Other actresses have been down this route before Lohan. Jennifer Love Hewitt made a succession of albums a few years ago which made one yearn for another I Know What You Did Last Summer movie, and Lohan’s arch-rival Hilary Duff has also released an album of fluffy pop. Compared to her two fellow actresses, Speak isn’t that bad. Yet it’s certainly no masterpiece.
Basically, if you’re after an album of sub-Avril Lavigne songs, with a few more funky, Jennifer Lopez-style tracks thrown in for good measure, then step this way. Lohan’s voice, while certainly not the strongest around, stays in tune and is pretty much suited to the material here.
However, it’s the material which is the main problem here. Opening track First has a catchy little guitar riff, but the tune is overwhelmed by an over-produced FM Rock sheen. Other tracks fare better, such as Nobody Till You, with its soaring chorus, while Over is actually rather good, being reminiscent of artists such as Michelle Branch.
Yet Lohan is badly let down by the album’s lyrics. Symptons Of You actually rhymes ‘Moon’ with ‘June’ with no discernable sense of irony whatsoever and Disconnected (a song with no less than 7 writers credited to it, would you believe) includes lyrical gems such as “dysfunctionally sane, don’t give a damn/I can’t comprehend what I understand”.
The best track on the album by far is Rumors – a fact that record label Island obviously recognise as it’s included here in both it’s original format and in a remixed version at the end of the album. It’s a feisty dance anthem with intelligent lyrics attacking the paparazzi and press in general – it’s the sort of thing that would probably resurrect Britney Spears‘ career if she wasn’t so intent on turning herself into a car crash.

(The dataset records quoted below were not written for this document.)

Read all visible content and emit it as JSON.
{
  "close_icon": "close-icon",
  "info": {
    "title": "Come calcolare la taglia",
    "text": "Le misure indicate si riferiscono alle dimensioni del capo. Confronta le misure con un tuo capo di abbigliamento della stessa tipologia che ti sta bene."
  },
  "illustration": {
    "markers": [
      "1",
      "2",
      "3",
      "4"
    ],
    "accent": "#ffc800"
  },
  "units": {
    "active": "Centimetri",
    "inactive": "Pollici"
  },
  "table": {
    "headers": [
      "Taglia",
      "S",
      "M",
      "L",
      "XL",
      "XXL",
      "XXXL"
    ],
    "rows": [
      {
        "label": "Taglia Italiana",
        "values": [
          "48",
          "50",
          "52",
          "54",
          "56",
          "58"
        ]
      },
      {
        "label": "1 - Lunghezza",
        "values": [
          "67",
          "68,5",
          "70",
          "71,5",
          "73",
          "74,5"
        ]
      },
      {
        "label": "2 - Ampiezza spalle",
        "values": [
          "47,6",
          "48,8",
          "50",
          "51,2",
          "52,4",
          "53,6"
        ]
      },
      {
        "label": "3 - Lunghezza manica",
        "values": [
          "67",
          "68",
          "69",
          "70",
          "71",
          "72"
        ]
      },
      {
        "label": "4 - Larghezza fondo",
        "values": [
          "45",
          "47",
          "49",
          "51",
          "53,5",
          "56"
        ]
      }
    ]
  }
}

Rumors is also a welcome break from the over-produced soft rock that dominates the album – the title track too has a more palatable dance direction that suits Lohan much better than the Ashlee Simpson soundalikes prevelant here.
With Mariah Carey‘s ex-husband Tommy Mottola listed as Executive Producer, there’s obviously a heavyweight team behind Lindsay Lohan. She looks cute enough on the album inlay and her target audience of pre-teen and teenage girls will no doubt lap this up. For everyone else, Speak is a case of ‘stick to the day job’.